Recently I was nearing a busy controlled airport just as controllers were switching from one runway to the opposite one. There were multiple airplanes on instrument approaches, several waiting to take off, a couple in the pattern and a few more approaching pattern entry. I was cleared to enter a right base for the new runway, but by the time I got close traffic in the pattern and on the ground prevented such an easy entry.
I was told to follow a Cessna on right downwind. I had the traffic in sight and slipped in behind it. A few airplanes finished their instrument approaches to the old runway, making low approaches. As the Cessna in front of me turned final, I started my base leg. Tower asked me to extend downwind a bit, giving me vectors that took me away from the airport, about halfway between a downwind heading and a base leg heading.
Just as I reached the extended runway centerline, I was told to turn final.

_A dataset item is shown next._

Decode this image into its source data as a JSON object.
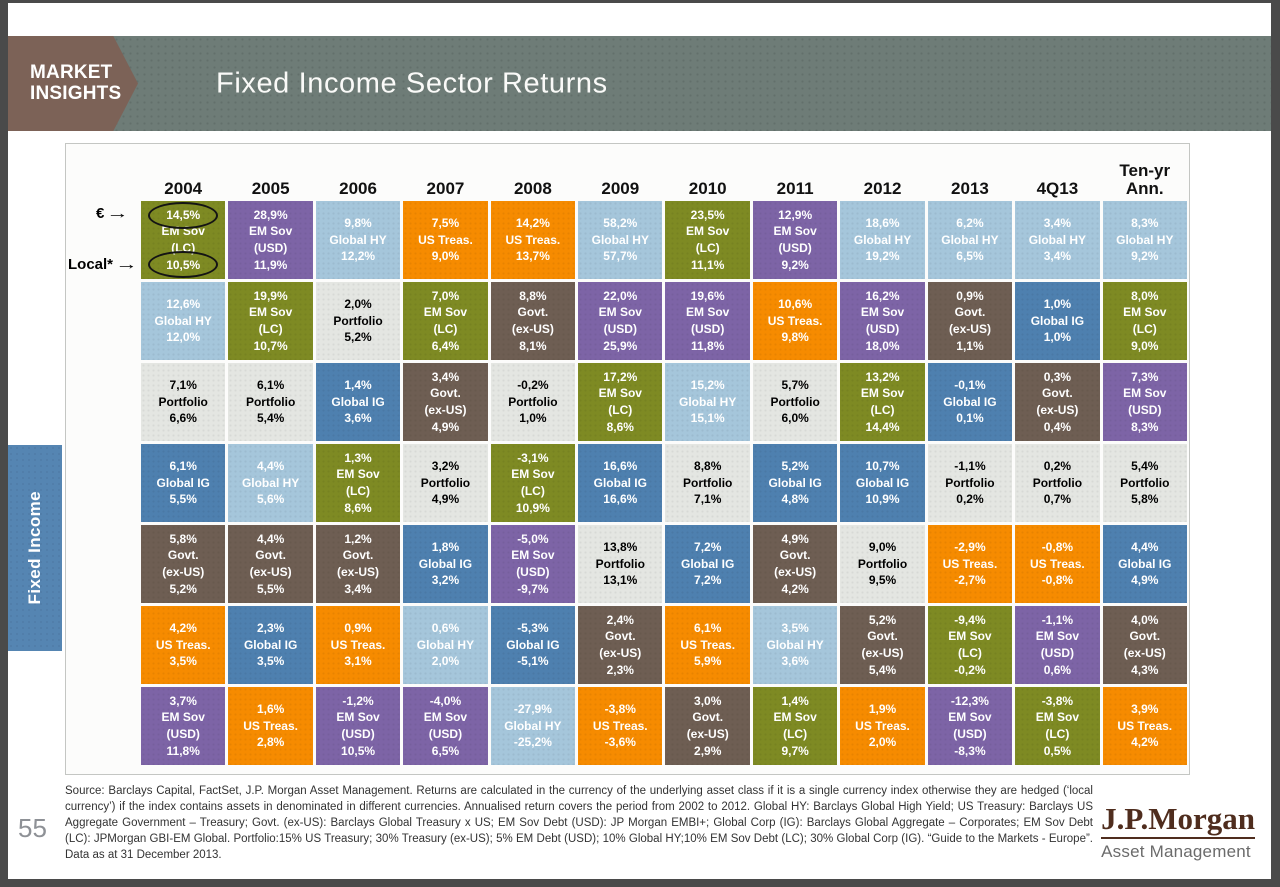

I was about two miles out and just below pattern altitude. The controller threw me another curve ball. I was to offset my final approach to the left to let a Mooney take off in the opposite direction. No problem.
The Mooney pilot was instructed to make an immediate takeoff, warned of traffic on a two-mile final, and told to make a left turn to 360 as soon as possible after takeoff.
I began counting Mississippis. Fully 30 seconds later, the Mooney took the runway. I was a mile out. The Mooney rotated. The gear came up. The airplane stayed on runway heading. I was less than a half-mile out, lower than the Mooney, and engaging in slow flight. I was about to call for a go-around when the airplane passed abeam my position. I pushed the nose down to increase speed, cranked in two 90-degree turns to align myself with the runway and landed.
When the Mooney finally climbed above 700 feet, it made a lazy turn toward the north, but stopped short of its assigned heading. The controller came on frequency with a tone like a scolding parent. Mooney 123, turn left immediately heading 360. Thats 360. North. Traffic, 12 oclock, opposite direction, less than a mile.
A change of runways when traffic is busy is a complicated mission for ATC. The Mooney pilots head wasnt in the game. The controller considerately allowed the Mooney to take off into traffic instead of taxiing to the other end of the runway. The pilot should have responded by listening to instructions and promptly executing them.
ATC and PIC blend into a partnership. When ATC does its part, make sure you do yours.